# I'm Hit



## Maxh92 (Dec 2, 2016)

I knew to be expecting a bomb today from @csk415... little did I know hat the yard gars he said he would be sending would be accompanied by some hitchhikers. Thank you for the generosity, sir, it is greatly appreciated! Looking forward to trying the yard gars out and then the not so yard gars.










Sent from my iPhone using Tapatalk


----------



## OneStrangeOne (Sep 10, 2016)

Way to go Chris!


----------



## UBC03 (Nov 18, 2015)

Nicely done

Sent from my SM-G925V using Tapatalk


----------



## Dentedcan (Jan 15, 2016)

I'm buying stocks in mailboxes with the bombs that have been tossed around. Great hit.

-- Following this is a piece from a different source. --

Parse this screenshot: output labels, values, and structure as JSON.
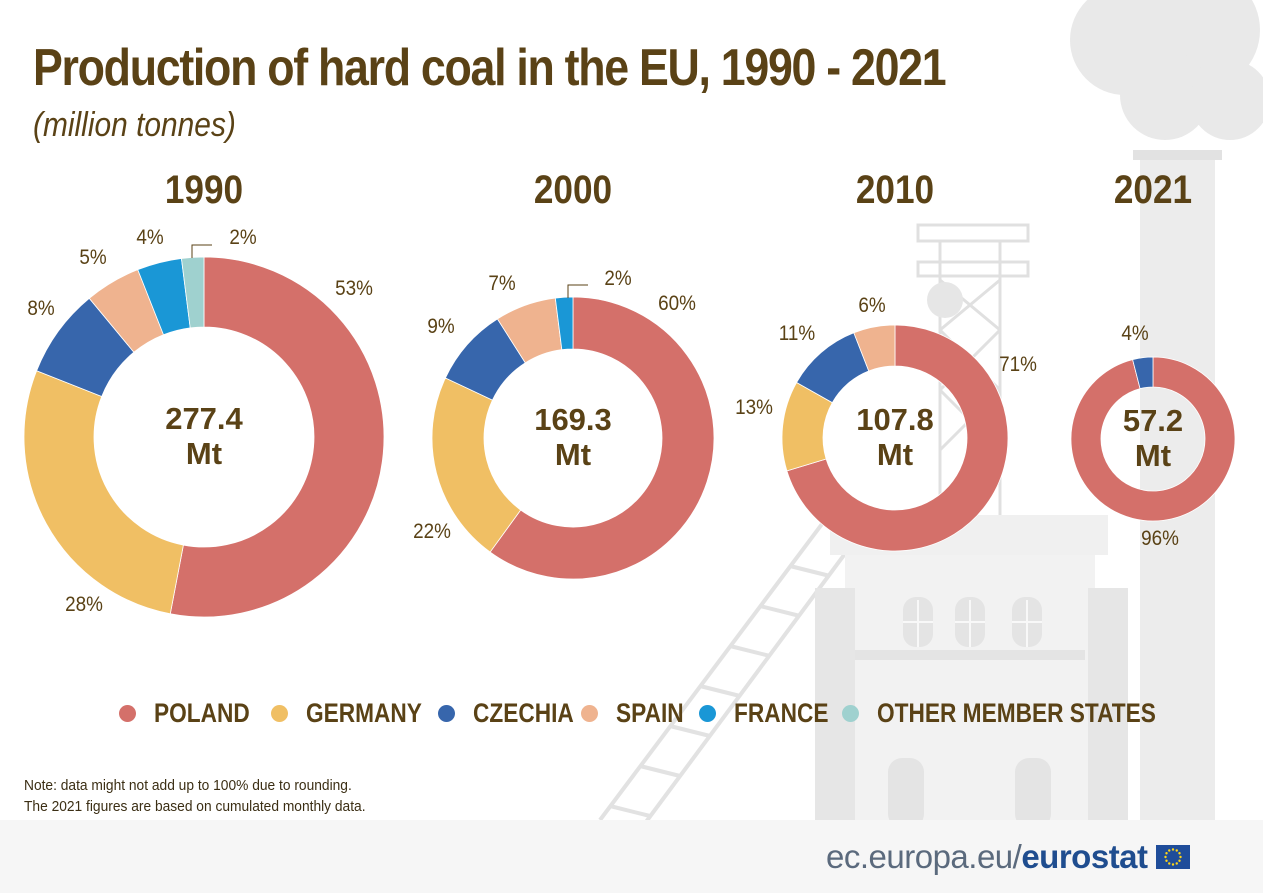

Sent from my SM-N910V using Tapatalk


----------



## Kidvegas (Oct 17, 2016)

Way to be Chris


Sent from my iPhone using Tapatalk


----------



## LeatherNeck (Feb 8, 2017)

Maxh92 said:


> I knew to be expecting a bomb today from @csk415... little did I know hat the yard gars he said he would be sending would be accompanied by some hitchhikers. Thank you for the generosity, sir, it is greatly appreciated! Looking forward to trying the yard gars out and then the not so yard gars.
> 
> 
> 
> ...


Is this all the cigars you got? Are these the yard gars or "not so"? I was waiting to see the other half, lol. I've been hearing good things about those Iron Horse. I've honestly never tried one, but I don't think I would consider those pictured as YGs. Looks like my regular daily smokes to me. Guess my expectations are a little low. Hell, I'm happy with "decent".

Well done Chris!


----------



## csk415 (Sep 6, 2016)

It's not much but you wanted to know how they were. Had to share one of Rangers favorite smokes also. Picked some up from him. Might give it a little bit tho. Those horses smell like a barnyard to me. Ubc03 swears they get better with age. That tat is a budget friendly smoke also. I rate it better than yard status. Enjoy them.


----------



## OneStrangeOne (Sep 10, 2016)

csk415 said:


> It's not much but you wanted to know how they were. Had to share one of Rangers favorite smokes also. Picked some up from him. Might give it a little bit tho. Those horses smell like a barnyard to me. Ubc03 swears they get better with age. That tat is a budget friendly smoke also. I rate it better than yard status. Enjoy them.


'Barnyard' = good things! 
The ones I think smell like barnyard the wife say smell like my work boots! Of course she puts cream and sugar in Good coffee so obviously her sense of taste and smell is suspect.


----------



## WNYTony (Feb 12, 2014)

Well done Chris - @Yukoner must have rubber off on you !


----------



## csk415 (Sep 6, 2016)

WNYTony said:


> Well done Chris - @*Yukoner* must have rubber off on you !


Several people have rubbed off on me. @Yukoner is in a league of his own right now. Its like the bear came out of hibernation and nobody is safe....


----------



## Yukoner (Sep 22, 2016)

csk415 said:


> Several people have rubbed off on me. @Yukoner is in a league of his own right now. Its like the bear came out of hibernation and nobody is safe....


----------



## gunnersguru (Sep 10, 2016)

nice hit . I have some of the iron horses but have yet to partaken of , mine are 3months old now .


----------